La délégation aux collectivités territoriales de l’Assemblée a voulu en savoir plus, lançant en octobre dernier une mission sur le sujet. Après avoir assailli le ministère de l’intérieur de demandes de communications plusieurs mois durant, les deux co-rapporteures Catherine Kamowski (LaREM, Isère) et Valérie Lacroute (LR, Seine-et-Marne) ont livré ce 7 mai l’analyse faite par la Place Beauvau des résultats communiqués sur la base du Répertoire national des élus (RNE). Dans la veine du discours tenu par la ministre de la Cohésion des territoires, Jacqueline Gourault, à plusieurs reprises, le ministère de l'Intérieur tend à minimiser les abandons de fauteuil en cours de mandature qui seraient dus à la complexité du mandat : le nombre de maires dont la démission « serait justifiée par la lassitude et la lourdeur de la charge apparaît extrêmement marginal », selon la lettre du ministère de l’Intérieur rapportée par les deux députées.
Du décès au non-cumul, des démissions "contraintes"
Dans sa missive, basée sur ce RNE et l’analyse des préfets, le ministère détaille un phénomène de démissions qui, selon les départements, « oscille entre stabilité et hausse modérée » par rapport au précédent mandat.
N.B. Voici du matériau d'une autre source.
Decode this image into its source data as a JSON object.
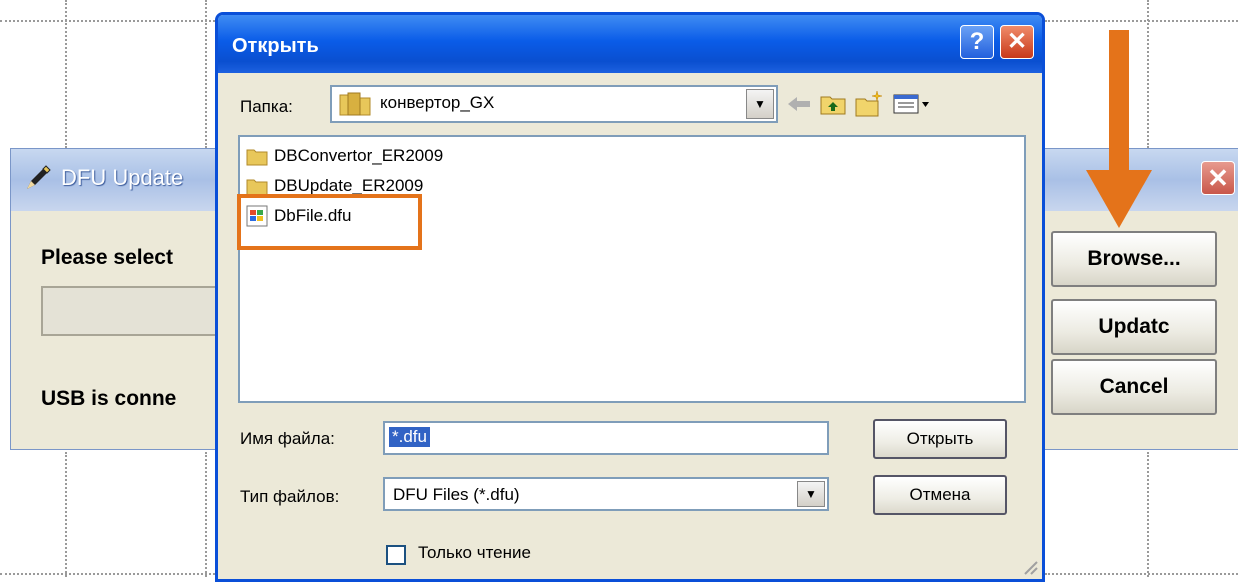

Et qui s’expliquerait majoritairement par :
- le décès, qui apparait comme « l’une des causes principales des cessations de fonction de maire enregistrées depuis 2017 » et « reflète une certaine réalité démographique et sociologique mise en avant par de nombreux rapports préfectoraux : le vieillissement des maires ». « Ce à quoi il faudrait ajouter les abandons de mandats « pour raison de santé » elles aussi liées au vieillissement ;
- la forte évolution du motif de « fin de mandat » s’expliquant « par les nombreuses créations de communes nouvelles qui ont mis un terme à 1688 mandats de maires entre 2015 et 2018 » ;
- les règles relatives au non-cumul des mandats qui expliqueraient «environ une démission sur dix depuis 2014 » ;
- une autre démission sur dix environ qui résulterait « de considérations de politique locale et interne au conseil municipal » ;
- et enfin une faible proportion liée à « des démissions d’office dont les origines sont variées : annulation de l’élection par le juge, condamnation judiciaire, inéligibilité ».
L'impact des communes nouvelles et... du vieillissement des maires
Dans leur communiqué, les deux rapporteures ne remettent pas en cause l’ampleur et l’accentuation des démissions liées aux communes nouvelles, près de 1 700 maires qui « constituent la part la plus importante, et de loin, de la catégorie « fin de mandat », l’une des cinq catégories de motifs de cessation du mandat répertoriées par le RNE avec la démission d’office, la démission volontaire, le décès et les autres cas (voir encadré).
Quitus est également donné au ministère sur l’impact du vieilissement de la classe mayorale dans l’explication de ces démissions : « l’âge moyen des maires lors de leur élection en 2014 était de 58,7 ans, et la catégorie des 60 ans et plus y représentait 52,5 % », appuient Catherine Kamowski et Valérie Lacroute. Quant à la proportion des retraités chez les maires, elle est passée de 32,2 % en 2008 et de 42,6 % en 2014.
Plus de deux tiers de démissions contraintes
En revanche, les deux députées remettent en cause l’interprétation des chiffres sur plusieurs points. Alors que le ministère de l’Intérieur évalue à environ 50 % la part de démissions liées à des cessations de mandats subies ou fortement contraintes, le niveau s’élèverait plutôt à 70 % selon al délégation : les 53 démissions d’office, 194 autres pour respecter le nouveau droit en vigueur sur le non-cumul, les 567 décès et surtout les 1688 démissions du fait de la fusion de la commune a sein d’une commune nouvelle sont à l’origine de l’augmentation en trompe l’œil du nombre de « démissions des maires » qui a donné lieu à la médiatisation de ce sujet.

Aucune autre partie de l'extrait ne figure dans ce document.